Another type of desolation runs through the pages of El nido. Hitler’s Last Banquet (Salamandra Graphic), where Marco Galli evokes the decline of the Nazi leader in his residence in the Alps, drugged and prey to terrible hallucinations. His drawing draws on classics like Hugo Pratt and iconoclasts like Olivier Schrauwen and is splashed with a very appropriate lysergic color. Disturbing is also the end of the Labyrinths trilogy (Reservoir Books) by Charles Burns, a David Lynch-style story starring a shy teenager obsessed with horror films who, after meeting an attractive young woman, begins to confuse reality and imagination. . The same author published Skin Deep (La Cúpula), which recovers short stories in black and white, including the famous Burn again. Burns takes us into a dark, black abyss, but it is so fascinating that we do not want to leave it.
The many readers of the graphic novels by Tillie Walden (Pirouettes) or Jillian and Mariko Tamaki (Roaming) will undoubtedly enjoy In Limbo (The Dome), by Deb JJ Lee, the story of a South Korean girl who emigrates to the United States and there he discovers what it means to be different: another language, another culture and other physical traits. Wanting to integrate, she ends up feeling neither American nor Korean and living in that limbo to which the title refers.

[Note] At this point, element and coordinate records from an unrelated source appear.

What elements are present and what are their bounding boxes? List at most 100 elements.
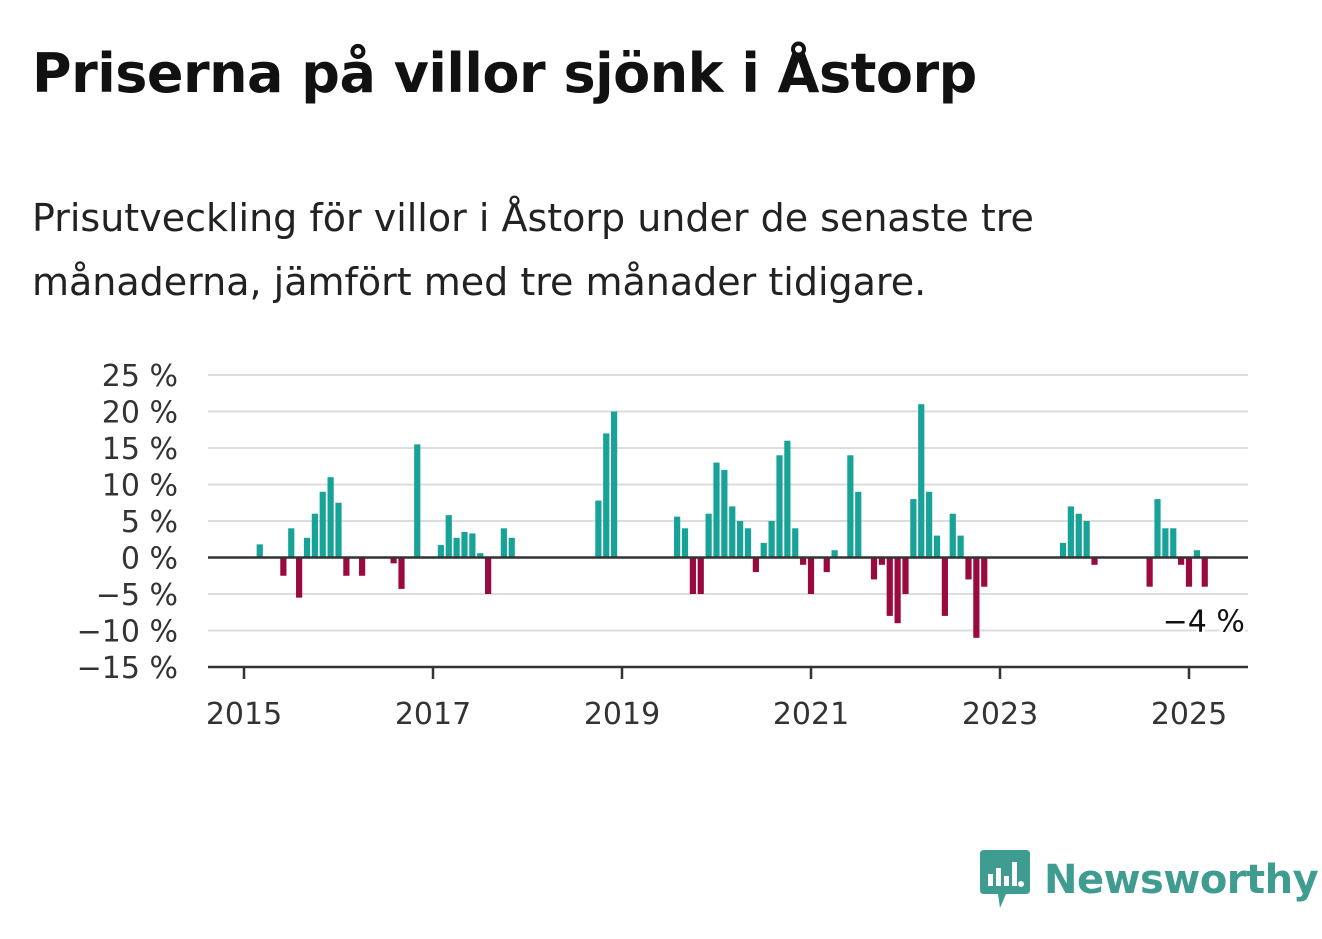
bar <box>744 528 752 558</box>
bar <box>681 528 689 558</box>
bar <box>280 557 287 576</box>
bar <box>1146 557 1153 587</box>
bar <box>311 513 318 558</box>
bar <box>697 557 704 594</box>
bar <box>933 535 941 558</box>
bar <box>469 533 476 558</box>
bar <box>595 500 602 558</box>
bar <box>1154 499 1161 558</box>
bar <box>768 521 775 558</box>
bar <box>902 557 909 594</box>
bar <box>713 462 720 558</box>
bar <box>855 491 862 558</box>
y-tick-label: 25 % <box>102 359 178 394</box>
bar <box>823 557 830 573</box>
y-tick-label: 5 % <box>121 505 178 540</box>
bar <box>941 557 948 616</box>
bar <box>437 545 444 558</box>
bar <box>981 557 988 587</box>
bar <box>611 411 618 558</box>
bar <box>414 444 421 558</box>
axes <box>208 556 1248 669</box>
bar <box>737 521 744 558</box>
bar <box>807 557 815 594</box>
bar <box>1162 528 1169 558</box>
bar <box>390 557 397 564</box>
bar <box>689 557 696 594</box>
bar <box>453 537 460 558</box>
x-tick-label: 2021 <box>773 697 849 732</box>
y-tick-label: −5 % <box>96 578 178 613</box>
bar <box>398 557 405 589</box>
bar <box>461 531 468 558</box>
bar <box>729 506 736 558</box>
bar <box>1067 506 1074 558</box>
bar <box>1178 557 1185 565</box>
bar <box>288 528 295 558</box>
x-tick-label: 2017 <box>395 697 471 732</box>
bar <box>926 491 933 558</box>
y-tick-label: 15 % <box>102 432 178 467</box>
y-tick-label: 20 % <box>102 396 178 431</box>
bar <box>878 557 885 565</box>
brand-name: Newsworthy <box>1044 857 1319 903</box>
y-tick-label: −15 % <box>77 651 178 686</box>
y-tick-label: 10 % <box>102 469 178 504</box>
bar <box>256 544 263 558</box>
bars <box>256 404 1208 638</box>
bar <box>957 535 964 558</box>
bar <box>603 433 610 558</box>
brand-logo: Newsworthy <box>980 848 1319 912</box>
bar <box>445 515 452 558</box>
bar <box>918 404 925 558</box>
y-tick-label: −10 % <box>77 615 178 650</box>
bar <box>973 557 980 638</box>
bar <box>1091 557 1098 565</box>
bar <box>485 557 492 594</box>
bar <box>359 557 366 576</box>
chart-title: Priserna på villor sjönk i Åstorp <box>32 42 977 105</box>
bar <box>1170 528 1177 558</box>
bar <box>894 557 901 624</box>
bar <box>1193 550 1200 558</box>
bar <box>500 528 507 558</box>
bar <box>335 502 342 558</box>
x-tick-label: 2025 <box>1151 697 1227 732</box>
bar <box>319 491 326 558</box>
bar <box>674 516 681 558</box>
bar <box>327 477 334 558</box>
grid-lines <box>208 374 1248 632</box>
bar <box>303 537 311 558</box>
x-tick-label: 2023 <box>962 697 1038 732</box>
bar <box>705 513 712 558</box>
bar <box>343 557 350 576</box>
bar <box>949 513 956 558</box>
bar <box>965 557 972 580</box>
bar <box>1083 521 1090 558</box>
bar <box>752 557 759 573</box>
bar <box>477 553 484 558</box>
bar <box>760 542 767 558</box>
bar <box>508 537 515 558</box>
x-axis-ticks: 2015 2017 2019 2021 2023 2025 <box>206 667 1227 732</box>
bar <box>800 557 807 565</box>
bar <box>847 455 854 558</box>
bar <box>870 557 878 580</box>
annotations: −4 % <box>1160 602 1248 643</box>
chart-subtitle: Prisutveckling för villor i Åstorp under… <box>32 196 1034 304</box>
bar <box>721 469 728 558</box>
bar <box>776 455 783 558</box>
price-change-bar-chart: 25 %20 %15 %10 %5 %0 %−5 %−10 %−15 % 201… <box>77 359 1248 732</box>
bar <box>1075 513 1082 558</box>
bar <box>1185 557 1193 587</box>
y-tick-label: 0 % <box>121 542 178 577</box>
newsworthy-logo-icon <box>980 850 1030 908</box>
x-tick-label: 2015 <box>206 697 282 732</box>
bar <box>1201 557 1208 587</box>
bar <box>886 557 893 616</box>
x-tick-label: 2019 <box>584 697 660 732</box>
bar <box>910 499 917 558</box>
bar <box>1059 542 1067 558</box>
last-value-annotation: −4 % <box>1163 605 1245 640</box>
y-axis-tick-labels: 25 %20 %15 %10 %5 %0 %−5 %−10 %−15 % <box>77 359 178 686</box>
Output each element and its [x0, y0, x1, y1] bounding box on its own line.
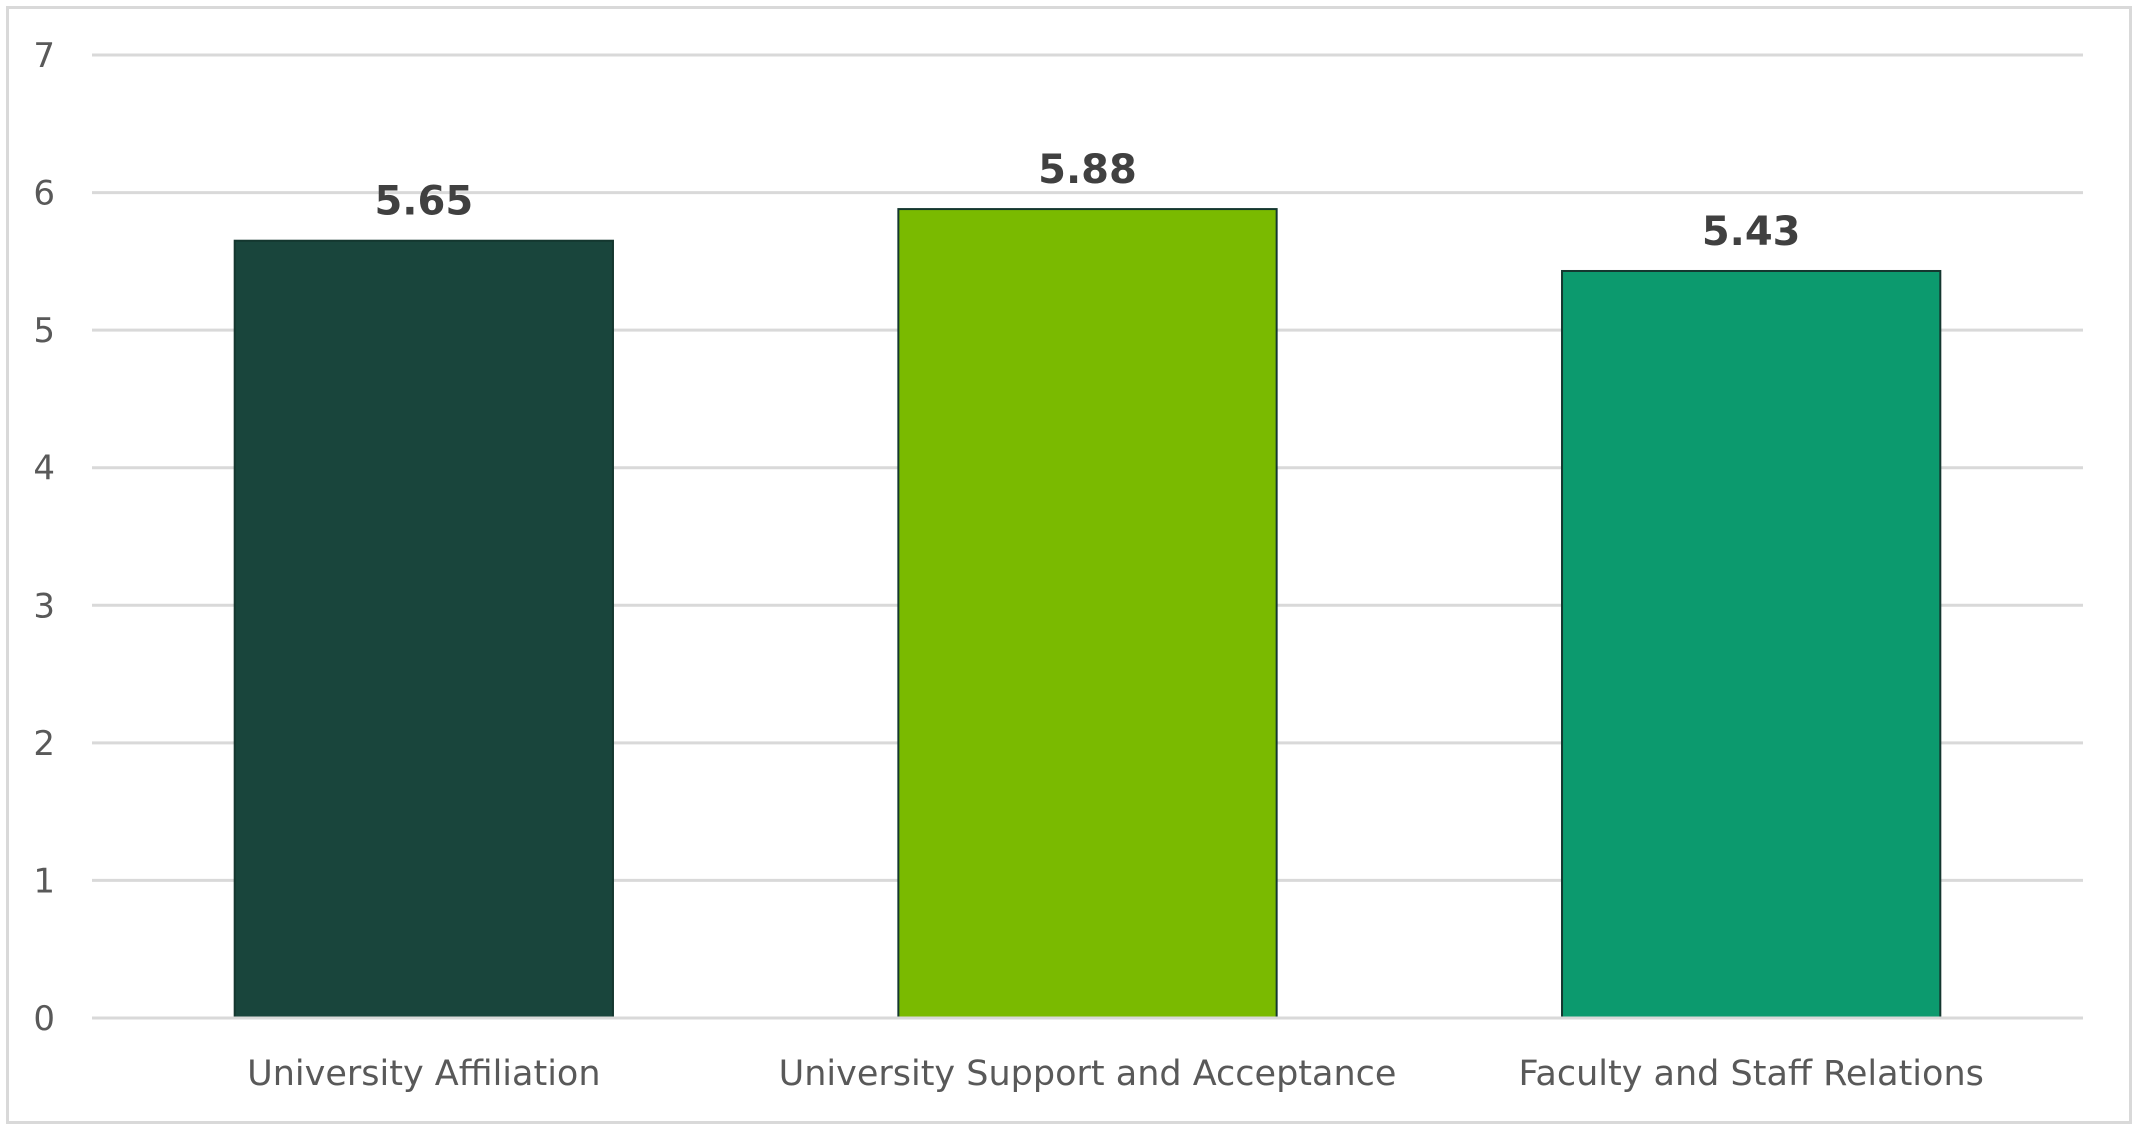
y-axis-ticks: 0 1 2 3 4 5 6 7: [33, 36, 55, 1039]
y-tick-label: 4: [33, 449, 55, 489]
data-label: 5.43: [1702, 209, 1801, 255]
data-label: 5.88: [1038, 147, 1137, 193]
data-labels: 5.65 5.88 5.43: [374, 147, 1800, 255]
y-tick-label: 1: [33, 861, 55, 901]
y-tick-label: 5: [33, 311, 55, 351]
bar-1: [233, 239, 614, 1019]
x-category-label: University Support and Acceptance: [779, 1054, 1397, 1094]
y-tick-label: 0: [33, 999, 55, 1039]
bars: [233, 208, 1942, 1020]
x-category-label: Faculty and Staff Relations: [1518, 1054, 1983, 1094]
x-axis-categories: University Affiliation University Support…: [247, 1054, 1984, 1094]
bar-3: [1561, 269, 1942, 1020]
y-tick-label: 7: [33, 36, 55, 76]
y-tick-label: 2: [33, 724, 55, 764]
x-category-label: University Affiliation: [247, 1054, 600, 1094]
bar-2: [897, 208, 1278, 1019]
data-label: 5.65: [374, 179, 473, 225]
y-tick-label: 6: [33, 174, 55, 214]
y-tick-label: 3: [33, 586, 55, 626]
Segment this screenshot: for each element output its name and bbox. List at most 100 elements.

Joann Sfar, one of the most prolific authors of comics, presents Riviera (Confluencias), an unclassifiable detective graphic novel drawn with his characteristic lines that are both fragile and vigorous. His script adds reflections on life and religion because Sfar never approaches any issue conventionally. Not here either.
Another prolific author is the Spanish José Luis Munuera, who in The Race of the Century (Astiberri) recreates a true story so grotesque that it seems invented. A marathon that took place in the United States in 1904, during the third Olympic Games of our era, and which was the slowest and trickiest of all time. Masterfully drawn by Munuera and effectively written by Kid Toussaint.
The most popular comics author in Italy right now, Zerocalcare, presents An Octopus in the Throat (Reservoir Books), a metaphor for the fears and silences of childhood, for the art of growing up without dying in the attempt. A happy and at the same time deep, ironic and bitter author. If you are human, it is impossible not to empathize with what Zerocalcare has to say.